I also maintain a handful of project begun by other developers. These projects were licensed under the terms of the GPL, therefore my ongoing contributions are also licensed under the GPL.

If I could, I’d re-license these projects under a more permission license like MIT, but I’m not permitted to do so by the license under which I received them.


  1. says

    I go with public domain. I know a secret — God is perfectly just.

    Go the Second Mile

    38 “You have heard that it was said, ‘An eye for an eye and a tooth for a tooth.’[a] 39 But I tell you not to resist an evil person. But whoever slaps you on your right cheek, turn the other to him also. 40 If anyone wants to sue you and take away your tunic, let him have your cloak also.

  2. Shibu says

    Lets assume a scenario here…
    you find a person locked up in a prison…. Now you have two options…
    1> you can release the person from the prison on the condition that he will not lock up anyone else in prison.
    2> you can release the person from the prison on the condition that he can lock up anyone else in prison.

    The first option is equivalent to GPL. you extend the same freedom to others which you yourself have received from some one else…

    The second option is equivalent to MIT/Apache/…. you have received freedom from someone else, but you can still imprison others…

    • says

      Therefore, the kingdom of heaven is like a king who wanted to settle accounts with his servants. As he began the settlement, a man who owed him ten thousand bags of gold[b] was brought to him. Since he was not able to pay, the master ordered that he and his wife and his children and all that he had be sold to repay the debt.

      “At this the servant fell on his knees before him. ‘Be patient with me,’ he begged, ‘and I will pay back everything.’ The servant’s master took pity on him, canceled the debt and let him go.

      “But when that servant went out, he found one of his fellow servants who owed him a hundred silver coins.[c] He grabbed him and began to choke him. ‘Pay back what you owe me!’ he demanded.

      “His fellow servant fell to his knees and begged him, ‘Be patient with me, and I will pay it back.’

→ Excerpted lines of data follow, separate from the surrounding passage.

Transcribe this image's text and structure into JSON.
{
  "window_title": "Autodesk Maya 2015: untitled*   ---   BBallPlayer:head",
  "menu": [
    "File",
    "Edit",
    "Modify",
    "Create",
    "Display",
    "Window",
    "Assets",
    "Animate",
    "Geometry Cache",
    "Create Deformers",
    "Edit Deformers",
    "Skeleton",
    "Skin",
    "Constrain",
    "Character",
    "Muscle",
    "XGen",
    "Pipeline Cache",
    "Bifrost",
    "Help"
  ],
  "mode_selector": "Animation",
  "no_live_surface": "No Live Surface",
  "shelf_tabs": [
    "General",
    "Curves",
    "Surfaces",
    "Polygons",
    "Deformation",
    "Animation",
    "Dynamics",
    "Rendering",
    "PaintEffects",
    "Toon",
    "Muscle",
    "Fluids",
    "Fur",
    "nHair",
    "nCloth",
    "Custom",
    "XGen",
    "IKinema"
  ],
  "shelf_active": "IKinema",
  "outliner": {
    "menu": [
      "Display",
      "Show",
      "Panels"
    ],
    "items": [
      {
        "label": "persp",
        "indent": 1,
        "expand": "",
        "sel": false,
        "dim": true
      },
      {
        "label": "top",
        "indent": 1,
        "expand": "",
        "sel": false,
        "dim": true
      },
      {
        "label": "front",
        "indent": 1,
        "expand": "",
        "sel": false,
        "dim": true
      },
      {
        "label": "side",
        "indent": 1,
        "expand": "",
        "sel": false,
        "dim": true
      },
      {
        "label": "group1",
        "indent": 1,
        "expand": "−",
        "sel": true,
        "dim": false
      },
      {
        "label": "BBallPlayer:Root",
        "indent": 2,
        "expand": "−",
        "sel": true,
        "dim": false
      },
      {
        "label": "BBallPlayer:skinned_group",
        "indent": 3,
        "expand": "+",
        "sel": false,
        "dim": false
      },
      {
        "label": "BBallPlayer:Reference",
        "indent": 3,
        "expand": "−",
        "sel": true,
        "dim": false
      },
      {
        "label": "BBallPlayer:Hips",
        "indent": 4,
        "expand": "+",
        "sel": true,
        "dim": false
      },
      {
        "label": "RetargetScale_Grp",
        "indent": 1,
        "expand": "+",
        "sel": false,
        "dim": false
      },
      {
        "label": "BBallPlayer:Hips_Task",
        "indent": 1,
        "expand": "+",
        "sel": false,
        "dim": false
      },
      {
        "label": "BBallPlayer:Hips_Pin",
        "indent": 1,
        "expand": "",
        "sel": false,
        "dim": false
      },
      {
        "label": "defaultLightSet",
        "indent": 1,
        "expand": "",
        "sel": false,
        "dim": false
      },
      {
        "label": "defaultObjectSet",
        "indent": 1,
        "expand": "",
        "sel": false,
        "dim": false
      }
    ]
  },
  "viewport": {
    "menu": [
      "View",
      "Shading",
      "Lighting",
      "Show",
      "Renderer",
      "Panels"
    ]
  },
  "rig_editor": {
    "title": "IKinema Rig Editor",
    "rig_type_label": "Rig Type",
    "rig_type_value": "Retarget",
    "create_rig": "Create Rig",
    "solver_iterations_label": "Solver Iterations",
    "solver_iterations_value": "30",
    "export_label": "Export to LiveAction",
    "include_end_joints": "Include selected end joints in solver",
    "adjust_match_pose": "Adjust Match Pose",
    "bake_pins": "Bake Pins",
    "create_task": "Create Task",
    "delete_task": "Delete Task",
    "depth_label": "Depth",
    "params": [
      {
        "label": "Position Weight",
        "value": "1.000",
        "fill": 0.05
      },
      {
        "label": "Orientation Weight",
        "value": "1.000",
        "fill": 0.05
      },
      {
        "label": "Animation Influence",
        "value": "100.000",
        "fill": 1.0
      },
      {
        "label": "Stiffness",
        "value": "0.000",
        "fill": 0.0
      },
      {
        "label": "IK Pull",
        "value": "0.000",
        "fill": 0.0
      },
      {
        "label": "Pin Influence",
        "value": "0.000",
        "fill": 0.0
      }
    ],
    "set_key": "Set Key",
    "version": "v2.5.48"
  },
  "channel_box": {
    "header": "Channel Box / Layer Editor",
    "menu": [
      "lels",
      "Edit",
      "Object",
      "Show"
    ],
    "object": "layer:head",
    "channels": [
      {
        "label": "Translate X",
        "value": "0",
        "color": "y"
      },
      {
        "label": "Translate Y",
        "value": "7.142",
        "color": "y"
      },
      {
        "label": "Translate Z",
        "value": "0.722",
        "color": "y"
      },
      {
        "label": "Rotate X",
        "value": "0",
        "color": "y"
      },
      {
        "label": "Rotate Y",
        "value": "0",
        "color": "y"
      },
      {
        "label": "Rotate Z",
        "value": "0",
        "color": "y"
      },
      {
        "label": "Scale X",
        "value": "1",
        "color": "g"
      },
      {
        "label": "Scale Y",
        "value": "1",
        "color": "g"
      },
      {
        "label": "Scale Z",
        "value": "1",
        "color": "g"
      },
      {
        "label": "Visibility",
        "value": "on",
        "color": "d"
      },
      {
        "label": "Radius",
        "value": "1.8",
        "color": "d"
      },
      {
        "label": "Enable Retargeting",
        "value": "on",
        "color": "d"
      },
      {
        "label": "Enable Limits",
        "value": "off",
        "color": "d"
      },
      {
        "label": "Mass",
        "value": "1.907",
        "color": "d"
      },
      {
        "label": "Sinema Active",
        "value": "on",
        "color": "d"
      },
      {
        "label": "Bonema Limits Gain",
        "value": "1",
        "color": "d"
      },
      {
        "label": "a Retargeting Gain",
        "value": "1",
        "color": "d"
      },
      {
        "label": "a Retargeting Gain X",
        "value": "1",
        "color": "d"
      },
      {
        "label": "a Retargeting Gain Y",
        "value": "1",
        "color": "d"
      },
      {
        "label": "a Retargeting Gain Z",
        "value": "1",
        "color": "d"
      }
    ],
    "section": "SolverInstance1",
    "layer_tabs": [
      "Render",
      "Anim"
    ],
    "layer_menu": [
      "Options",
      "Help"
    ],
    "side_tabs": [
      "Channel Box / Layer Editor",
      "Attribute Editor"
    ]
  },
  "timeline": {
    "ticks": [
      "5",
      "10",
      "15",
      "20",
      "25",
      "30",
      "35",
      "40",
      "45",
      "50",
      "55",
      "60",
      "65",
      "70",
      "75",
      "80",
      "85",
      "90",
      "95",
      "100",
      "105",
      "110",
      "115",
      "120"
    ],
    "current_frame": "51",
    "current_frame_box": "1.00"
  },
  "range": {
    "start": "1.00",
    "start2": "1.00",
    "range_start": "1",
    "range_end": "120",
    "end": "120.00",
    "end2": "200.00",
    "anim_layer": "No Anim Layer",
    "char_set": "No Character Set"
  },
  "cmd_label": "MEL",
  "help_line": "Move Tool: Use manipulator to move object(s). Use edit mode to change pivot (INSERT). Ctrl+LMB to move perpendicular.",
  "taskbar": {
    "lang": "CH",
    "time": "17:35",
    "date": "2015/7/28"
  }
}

      “But he refused. Instead, he went off and had the man thrown into prison until he could pay the debt. 31 When the other servants saw what had happened, they were outraged and went and told their master everything that had happened.

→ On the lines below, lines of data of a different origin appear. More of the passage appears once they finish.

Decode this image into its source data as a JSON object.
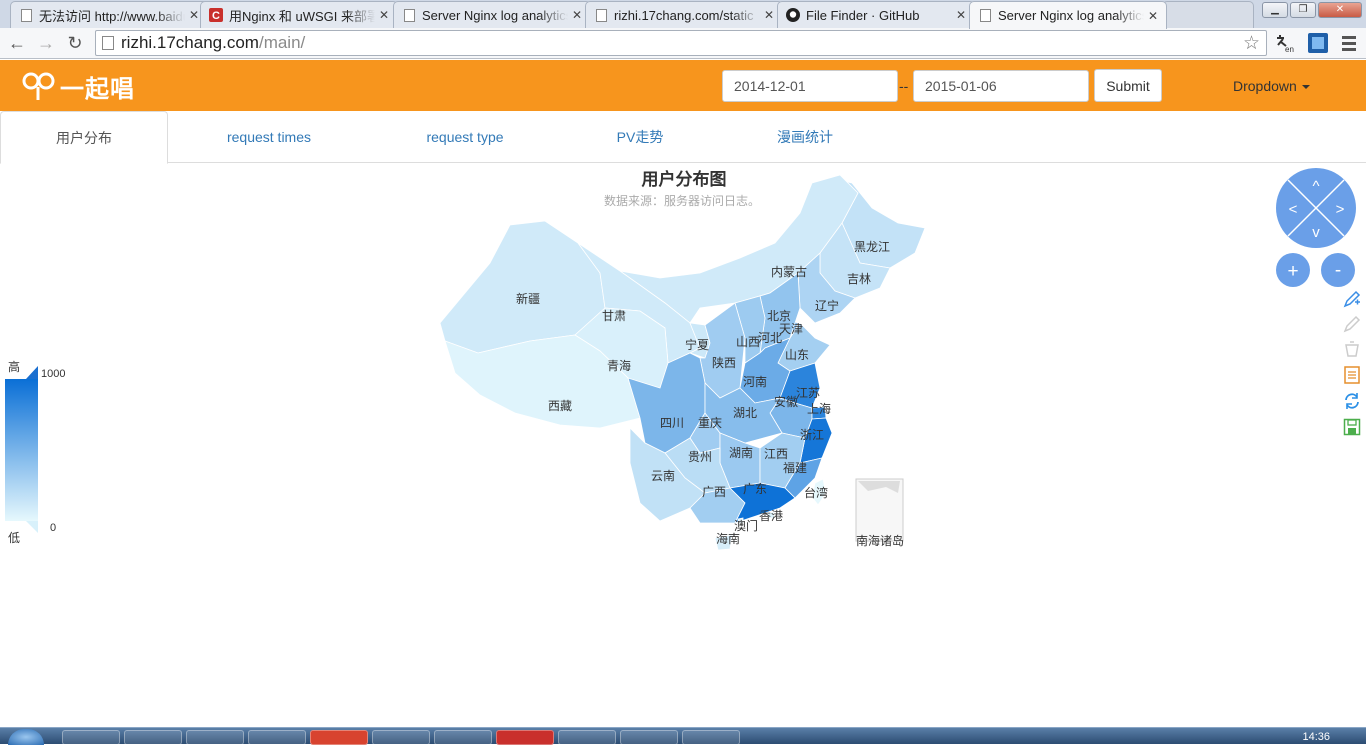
{
  "browser": {
    "tabs": [
      {
        "title": "无法访问 http://www.baidu.com",
        "icon": "page-icon"
      },
      {
        "title": "用Nginx 和 uWSGI 来部署",
        "icon": "csdn-icon"
      },
      {
        "title": "Server Nginx log analytics",
        "icon": "page-icon"
      },
      {
        "title": "rizhi.17chang.com/static",
        "icon": "page-icon"
      },
      {
        "title": "File Finder · GitHub",
        "icon": "github-icon"
      },
      {
        "title": "Server Nginx log analytics",
        "icon": "page-icon"
      }
    ],
    "active_tab": 5,
    "url_host": "rizhi.17chang.com",
    "url_path": "/main/"
  },
  "header": {
    "logo_text": "一起唱",
    "start_date": "2014-12-01",
    "date_separator": "--",
    "end_date": "2015-01-06",
    "submit_label": "Submit",
    "dropdown_label": "Dropdown",
    "accent_color": "#f7951d"
  },
  "nav": {
    "tabs": [
      {
        "label": "用户分布",
        "active": true
      },
      {
        "label": "request times",
        "active": false
      },
      {
        "label": "request type",
        "active": false
      },
      {
        "label": "PV走势",
        "active": false
      },
      {
        "label": "漫画统计",
        "active": false
      }
    ]
  },
  "chart_data": {
    "type": "map",
    "title": "用户分布图",
    "subtitle": "数据来源：服务器访问日志。",
    "visual_map": {
      "max": 1000,
      "min": 0,
      "high_label": "高",
      "low_label": "低",
      "max_label": "1000",
      "min_label": "0",
      "color_high": "#0a6fd6",
      "color_low": "#e6f8fd"
    },
    "regions": [
      {
        "name": "黑龙江",
        "value": 160
      },
      {
        "name": "吉林",
        "value": 150
      },
      {
        "name": "辽宁",
        "value": 260
      },
      {
        "name": "内蒙古",
        "value": 100
      },
      {
        "name": "北京",
        "value": 850
      },
      {
        "name": "天津",
        "value": 420
      },
      {
        "name": "河北",
        "value": 380
      },
      {
        "name": "山西",
        "value": 330
      },
      {
        "name": "山东",
        "value": 300
      },
      {
        "name": "新疆",
        "value": 100
      },
      {
        "name": "甘肃",
        "value": 100
      },
      {
        "name": "宁夏",
        "value": 120
      },
      {
        "name": "青海",
        "value": 60
      },
      {
        "name": "陕西",
        "value": 320
      },
      {
        "name": "河南",
        "value": 560
      },
      {
        "name": "江苏",
        "value": 850
      },
      {
        "name": "安徽",
        "value": 480
      },
      {
        "name": "上海",
        "value": 850
      },
      {
        "name": "西藏",
        "value": 30
      },
      {
        "name": "四川",
        "value": 480
      },
      {
        "name": "重庆",
        "value": 320
      },
      {
        "name": "湖北",
        "value": 430
      },
      {
        "name": "浙江",
        "value": 950
      },
      {
        "name": "湖南",
        "value": 340
      },
      {
        "name": "江西",
        "value": 310
      },
      {
        "name": "贵州",
        "value": 200
      },
      {
        "name": "福建",
        "value": 620
      },
      {
        "name": "云南",
        "value": 170
      },
      {
        "name": "广西",
        "value": 310
      },
      {
        "name": "广东",
        "value": 980
      },
      {
        "name": "台湾",
        "value": 0
      },
      {
        "name": "香港",
        "value": 40
      },
      {
        "name": "澳门",
        "value": 20
      },
      {
        "name": "海南",
        "value": 70
      },
      {
        "name": "南海诸岛",
        "value": 0
      }
    ]
  },
  "map_controls": {
    "up": "^",
    "left": "<",
    "right": ">",
    "down": "v",
    "zoom_in": "+",
    "zoom_out": "-"
  },
  "toolbox": [
    "pen-icon",
    "eraser-icon",
    "clear-icon",
    "data-view-icon",
    "restore-icon",
    "save-image-icon"
  ],
  "taskbar": {
    "clock": "14:36"
  }
}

      “Then the master called the servant in. ‘You wicked servant,’ he said, ‘I canceled all that debt of yours because you begged me to. Shouldn’t you have had mercy on your fellow servant just as I had on you?’ 34 In anger his master handed him over to the jailers to be tortured, until he should pay back all he owed. (Matthew 18:23-34)

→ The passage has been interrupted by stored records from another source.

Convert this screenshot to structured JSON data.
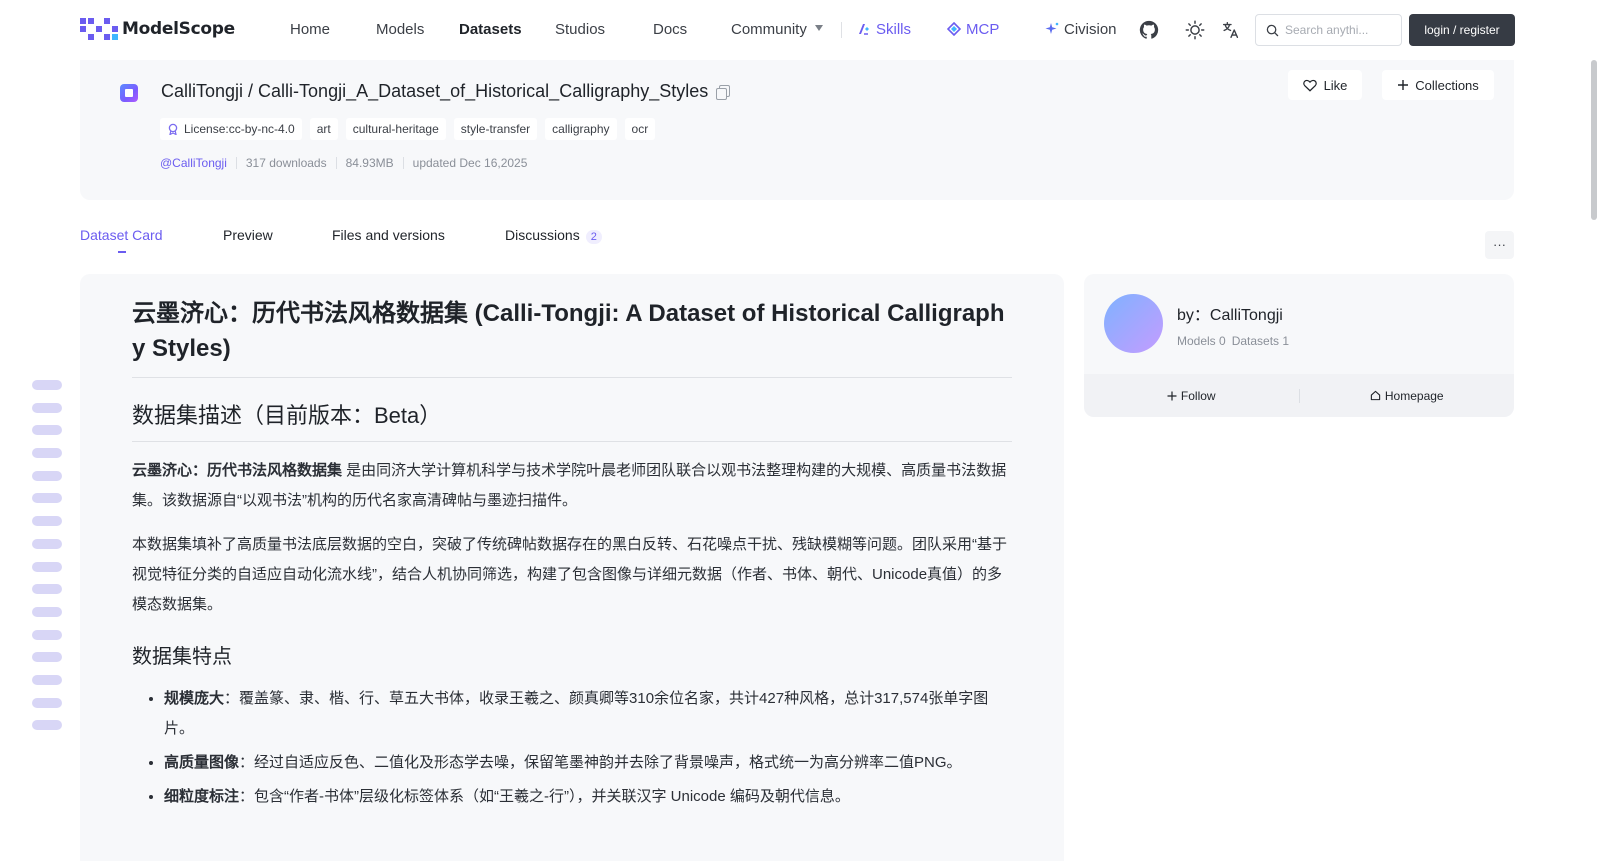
{
  "brand": {
    "name": "ModelScope"
  },
  "nav": {
    "home": "Home",
    "models": "Models",
    "datasets": "Datasets",
    "studios": "Studios",
    "docs": "Docs",
    "community": "Community",
    "skills": "Skills",
    "mcp": "MCP",
    "civision": "Civision"
  },
  "search": {
    "placeholder": "Search anythi..."
  },
  "auth": {
    "login_label": "login / register"
  },
  "dataset": {
    "title": "CalliTongji / Calli-Tongji_A_Dataset_of_Historical_Calligraphy_Styles",
    "license": "License:cc-by-nc-4.0",
    "tags": [
      "art",
      "cultural-heritage",
      "style-transfer",
      "calligraphy",
      "ocr"
    ],
    "owner": "@CalliTongji",
    "downloads": "317 downloads",
    "size": "84.93MB",
    "updated": "updated Dec 16,2025",
    "like_label": "Like",
    "collections_label": "Collections"
  },
  "tabs": {
    "card": "Dataset Card",
    "preview": "Preview",
    "files": "Files and versions",
    "discussions": "Discussions",
    "discussions_count": "2",
    "more": "···"
  },
  "card": {
    "h1": "云墨济心：历代书法风格数据集 (Calli-Tongji: A Dataset of Historical Calligraphy Styles)",
    "h2": "数据集描述（目前版本：Beta）",
    "p1_bold": "云墨济心：历代书法风格数据集",
    "p1_rest": " 是由同济大学计算机科学与技术学院叶晨老师团队联合以观书法整理构建的大规模、高质量书法数据集。该数据源自“以观书法”机构的历代名家高清碑帖与墨迹扫描件。",
    "p2": "本数据集填补了高质量书法底层数据的空白，突破了传统碑帖数据存在的黑白反转、石花噪点干扰、残缺模糊等问题。团队采用“基于视觉特征分类的自适应自动化流水线”，结合人机协同筛选，构建了包含图像与详细元数据（作者、书体、朝代、Unicode真值）的多模态数据集。",
    "h3": "数据集特点",
    "features": [
      {
        "title": "规模庞大",
        "text": "：覆盖篆、隶、楷、行、草五大书体，收录王羲之、颜真卿等310余位名家，共计427种风格，总计317,574张单字图片。"
      },
      {
        "title": "高质量图像",
        "text": "：经过自适应反色、二值化及形态学去噪，保留笔墨神韵并去除了背景噪声，格式统一为高分辨率二值PNG。"
      },
      {
        "title": "细粒度标注",
        "text": "：包含“作者-书体”层级化标签体系（如“王羲之-行”），并关联汉字 Unicode 编码及朝代信息。"
      }
    ]
  },
  "author": {
    "by": "by：CalliTongji",
    "models": "Models 0",
    "datasets": "Datasets 1",
    "follow": "Follow",
    "homepage": "Homepage"
  }
}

      I never said I agreed with the decision to keep source closed – or to imprison others, following your scenario. My point is that I think software should be free. I also think you should be free to decide on your own whether or not you agree with that and refuse to select a license that forces you into a position with which you disagree. When all is said and done, you are well within your rights to play the role of the unmerciful servant above.

      • Shibu says

        I am only saying that, it is better to live in a world, where we do not give an option to harm. let freedom spread :)

        • says

          Whether I grant you the option or not, it’s still well within your capabilities to harm. I’d rather spend my time producing good and being an example of (what I consider) right behavior than hunting people down for (what I consider) wrong alternatives.

          There are many things I consider harmful that others consider perfectly OK. And things I consider perfectly OK that others consider harmful. I’m not their judge, so I live my by own code and let others choose to follow a similar one based on their observation of my actions. If I can be a proponent and example of the benefits of open source, I can encourage others by my actions to follow suit. Forcing that following, particularly upon those who disagree with the principles upon which it’s based, will only breed contempt, disharmony, and a willingness to look elsewhere for a solution that doesn’t include either me or the principles I espouse.